This week marks the official start to a major change in my life – the move from full-time corporate employee to entrepreneur. I say official because I started the transition months ago when I began seriously considering striking out on my own. But now it is real. Thursday is my last day as a full-time employee. Friday I leave for a month in Europe. When I return I’ll work part-time until February when I’m really on my own.
If you had asked me a year ago if I would be starting my own business I would have shaken my head. Despite coming from a line of entrepreneurs on my mom’s side of the family, I never considered being a small business owner. It seemed too risky, too unstable.
Today what seems risky is leaving all the ideas bubbling inside of me undeveloped. Risky to keep my creativity constrained. Risky to never take the chance to know what my life might be.
What am I going to do? Write a book on getting the most out of development experiences and times of change and learning in our lives.
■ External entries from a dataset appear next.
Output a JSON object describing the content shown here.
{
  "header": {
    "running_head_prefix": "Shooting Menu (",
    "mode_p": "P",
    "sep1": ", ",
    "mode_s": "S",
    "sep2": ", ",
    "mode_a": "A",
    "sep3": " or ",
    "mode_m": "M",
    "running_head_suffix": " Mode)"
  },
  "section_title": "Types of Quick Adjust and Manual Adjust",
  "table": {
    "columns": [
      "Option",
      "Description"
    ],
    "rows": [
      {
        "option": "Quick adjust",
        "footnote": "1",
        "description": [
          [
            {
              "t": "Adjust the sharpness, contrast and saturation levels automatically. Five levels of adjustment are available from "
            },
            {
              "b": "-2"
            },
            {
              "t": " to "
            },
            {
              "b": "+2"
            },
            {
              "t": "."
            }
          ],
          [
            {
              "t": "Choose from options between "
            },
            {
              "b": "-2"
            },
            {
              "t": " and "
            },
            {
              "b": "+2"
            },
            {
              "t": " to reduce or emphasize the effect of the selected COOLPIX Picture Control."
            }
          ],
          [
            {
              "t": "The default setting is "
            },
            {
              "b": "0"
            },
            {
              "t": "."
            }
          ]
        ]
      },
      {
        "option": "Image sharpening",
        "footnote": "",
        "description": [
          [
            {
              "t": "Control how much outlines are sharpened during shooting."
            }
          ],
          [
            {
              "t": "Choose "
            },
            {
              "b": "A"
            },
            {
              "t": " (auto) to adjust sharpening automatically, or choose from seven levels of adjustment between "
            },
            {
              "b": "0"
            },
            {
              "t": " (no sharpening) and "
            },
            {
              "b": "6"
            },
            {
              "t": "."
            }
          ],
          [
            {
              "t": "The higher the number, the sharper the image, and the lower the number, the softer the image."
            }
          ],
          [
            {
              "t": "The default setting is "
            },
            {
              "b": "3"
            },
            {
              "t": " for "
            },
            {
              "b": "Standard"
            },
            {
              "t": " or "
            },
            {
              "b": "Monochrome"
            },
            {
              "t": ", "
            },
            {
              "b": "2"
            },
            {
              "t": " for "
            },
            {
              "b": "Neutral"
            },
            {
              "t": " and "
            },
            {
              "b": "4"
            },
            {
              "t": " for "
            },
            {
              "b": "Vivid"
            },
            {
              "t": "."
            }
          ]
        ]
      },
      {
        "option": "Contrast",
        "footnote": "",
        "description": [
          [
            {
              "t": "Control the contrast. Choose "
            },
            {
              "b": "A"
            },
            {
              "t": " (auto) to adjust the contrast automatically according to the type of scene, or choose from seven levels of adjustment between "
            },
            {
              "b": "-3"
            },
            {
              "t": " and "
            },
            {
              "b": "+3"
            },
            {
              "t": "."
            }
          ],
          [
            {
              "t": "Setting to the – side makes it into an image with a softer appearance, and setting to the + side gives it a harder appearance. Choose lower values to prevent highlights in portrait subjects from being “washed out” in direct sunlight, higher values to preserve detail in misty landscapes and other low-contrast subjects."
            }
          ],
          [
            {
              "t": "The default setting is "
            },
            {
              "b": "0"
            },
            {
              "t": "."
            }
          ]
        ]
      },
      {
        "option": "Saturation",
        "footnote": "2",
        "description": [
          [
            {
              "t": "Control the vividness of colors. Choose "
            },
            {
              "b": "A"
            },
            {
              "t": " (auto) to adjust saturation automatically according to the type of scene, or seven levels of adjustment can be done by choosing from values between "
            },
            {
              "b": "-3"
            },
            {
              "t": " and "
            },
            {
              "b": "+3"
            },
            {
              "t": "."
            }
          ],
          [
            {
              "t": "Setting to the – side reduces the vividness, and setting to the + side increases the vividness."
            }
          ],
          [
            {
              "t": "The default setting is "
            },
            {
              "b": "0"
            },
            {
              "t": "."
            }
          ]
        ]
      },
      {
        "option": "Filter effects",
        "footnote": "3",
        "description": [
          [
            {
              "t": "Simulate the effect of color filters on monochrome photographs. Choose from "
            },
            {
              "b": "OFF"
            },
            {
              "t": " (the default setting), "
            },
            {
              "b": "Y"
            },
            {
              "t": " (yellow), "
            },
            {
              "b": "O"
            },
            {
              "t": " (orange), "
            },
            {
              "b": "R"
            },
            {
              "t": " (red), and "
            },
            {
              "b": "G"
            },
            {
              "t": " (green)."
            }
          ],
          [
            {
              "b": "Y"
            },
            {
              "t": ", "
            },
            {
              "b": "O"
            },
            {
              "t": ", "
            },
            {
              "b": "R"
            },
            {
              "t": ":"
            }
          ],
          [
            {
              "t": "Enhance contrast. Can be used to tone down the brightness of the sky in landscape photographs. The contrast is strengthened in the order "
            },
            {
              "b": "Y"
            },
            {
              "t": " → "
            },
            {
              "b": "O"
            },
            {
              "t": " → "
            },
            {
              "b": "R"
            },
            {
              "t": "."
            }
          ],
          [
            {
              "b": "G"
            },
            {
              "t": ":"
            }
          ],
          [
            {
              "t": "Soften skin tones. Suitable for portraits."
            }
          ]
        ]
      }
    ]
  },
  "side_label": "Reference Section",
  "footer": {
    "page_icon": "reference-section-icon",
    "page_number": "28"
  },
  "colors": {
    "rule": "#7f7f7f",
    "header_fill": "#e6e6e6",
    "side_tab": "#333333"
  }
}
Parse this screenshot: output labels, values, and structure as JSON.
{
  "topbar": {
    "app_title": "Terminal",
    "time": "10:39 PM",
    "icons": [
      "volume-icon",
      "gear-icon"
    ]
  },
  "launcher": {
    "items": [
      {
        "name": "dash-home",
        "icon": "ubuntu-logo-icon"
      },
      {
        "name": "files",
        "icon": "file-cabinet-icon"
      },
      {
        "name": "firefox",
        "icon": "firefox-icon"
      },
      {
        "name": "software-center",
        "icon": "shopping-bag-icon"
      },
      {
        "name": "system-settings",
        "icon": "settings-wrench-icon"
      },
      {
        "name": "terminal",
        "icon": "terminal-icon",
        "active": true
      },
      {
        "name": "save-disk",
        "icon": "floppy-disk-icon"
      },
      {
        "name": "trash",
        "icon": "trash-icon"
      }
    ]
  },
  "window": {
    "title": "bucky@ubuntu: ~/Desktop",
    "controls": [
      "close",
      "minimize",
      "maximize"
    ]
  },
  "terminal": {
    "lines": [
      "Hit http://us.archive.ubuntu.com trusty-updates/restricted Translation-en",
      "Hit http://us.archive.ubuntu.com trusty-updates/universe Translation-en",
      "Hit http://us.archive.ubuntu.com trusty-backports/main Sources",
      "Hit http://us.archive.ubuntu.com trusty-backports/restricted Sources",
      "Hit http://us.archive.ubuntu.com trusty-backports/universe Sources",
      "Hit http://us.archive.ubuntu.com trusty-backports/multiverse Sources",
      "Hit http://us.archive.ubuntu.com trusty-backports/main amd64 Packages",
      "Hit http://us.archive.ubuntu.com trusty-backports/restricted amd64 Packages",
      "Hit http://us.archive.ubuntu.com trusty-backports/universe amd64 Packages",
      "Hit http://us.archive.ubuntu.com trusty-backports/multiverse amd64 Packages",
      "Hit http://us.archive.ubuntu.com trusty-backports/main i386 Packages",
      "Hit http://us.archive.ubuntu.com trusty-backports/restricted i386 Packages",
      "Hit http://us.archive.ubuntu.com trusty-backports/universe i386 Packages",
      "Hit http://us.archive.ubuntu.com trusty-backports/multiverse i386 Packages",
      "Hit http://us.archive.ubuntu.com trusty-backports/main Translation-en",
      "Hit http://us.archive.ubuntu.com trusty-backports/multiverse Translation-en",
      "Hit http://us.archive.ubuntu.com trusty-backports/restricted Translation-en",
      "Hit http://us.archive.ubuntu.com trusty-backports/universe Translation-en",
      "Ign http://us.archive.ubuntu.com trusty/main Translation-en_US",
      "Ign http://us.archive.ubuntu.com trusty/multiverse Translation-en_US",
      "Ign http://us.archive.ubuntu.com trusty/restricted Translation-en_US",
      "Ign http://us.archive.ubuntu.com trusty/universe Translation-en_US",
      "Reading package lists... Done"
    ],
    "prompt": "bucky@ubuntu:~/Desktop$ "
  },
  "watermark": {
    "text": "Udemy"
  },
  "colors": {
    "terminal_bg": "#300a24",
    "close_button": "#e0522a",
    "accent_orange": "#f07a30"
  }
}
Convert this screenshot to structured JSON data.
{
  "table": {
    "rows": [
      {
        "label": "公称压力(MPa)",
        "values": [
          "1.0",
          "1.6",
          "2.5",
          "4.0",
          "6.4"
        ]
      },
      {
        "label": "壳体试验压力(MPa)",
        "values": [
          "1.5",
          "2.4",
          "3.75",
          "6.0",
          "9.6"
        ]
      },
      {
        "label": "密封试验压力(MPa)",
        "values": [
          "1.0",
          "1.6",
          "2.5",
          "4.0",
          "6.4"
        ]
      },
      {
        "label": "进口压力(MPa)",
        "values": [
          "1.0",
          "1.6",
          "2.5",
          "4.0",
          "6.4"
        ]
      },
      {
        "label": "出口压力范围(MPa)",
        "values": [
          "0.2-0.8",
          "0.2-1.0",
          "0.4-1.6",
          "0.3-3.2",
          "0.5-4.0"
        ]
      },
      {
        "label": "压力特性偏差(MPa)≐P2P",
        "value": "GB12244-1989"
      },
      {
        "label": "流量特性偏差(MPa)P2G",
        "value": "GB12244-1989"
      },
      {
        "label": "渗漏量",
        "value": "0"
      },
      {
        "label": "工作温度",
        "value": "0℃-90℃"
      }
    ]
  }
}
Seek out contract work while writing the book and build a business running leadership development programs, coaching, and doing speaking engagements.
It sounds so clear when I put it down in words. The reality feels more like the photo at the top of the page. I can see the path right in front of me. The destination in the background is visible, but not exact. The path forward fades quickly, the twists and turns unknown.
In many ways I have no idea what I’m doing. But I’ve never felt more sure that I’m headed in the right direction. The path will become visible as I continue to walk.
There are days when I’m terrified. Moments when the fear of failure and embracing the unknown induces a mild panic attack (more on that in a future blog post!). But excitement about the possibilities overpowers the fear every time.
I will be documenting my journey from employee to entrepreneur through this blog – the joys and successes along with the frustration, fear, and setbacks. I’ll start with a post or two during my trip to Europe over the next month.
I recently re-read the children’s book A Wrinkle in Time. In it, Mrs. Whatsit compares our lives to a sonnet saying, “You’re given the form, but you have to write the sonnet yourself. What you say is completely up to you.” Yesterday, colleagues gave me a journal for my trip. In it they had written, “Live your poetry.”
Here I go, ready to write the sonnet and live my poetry.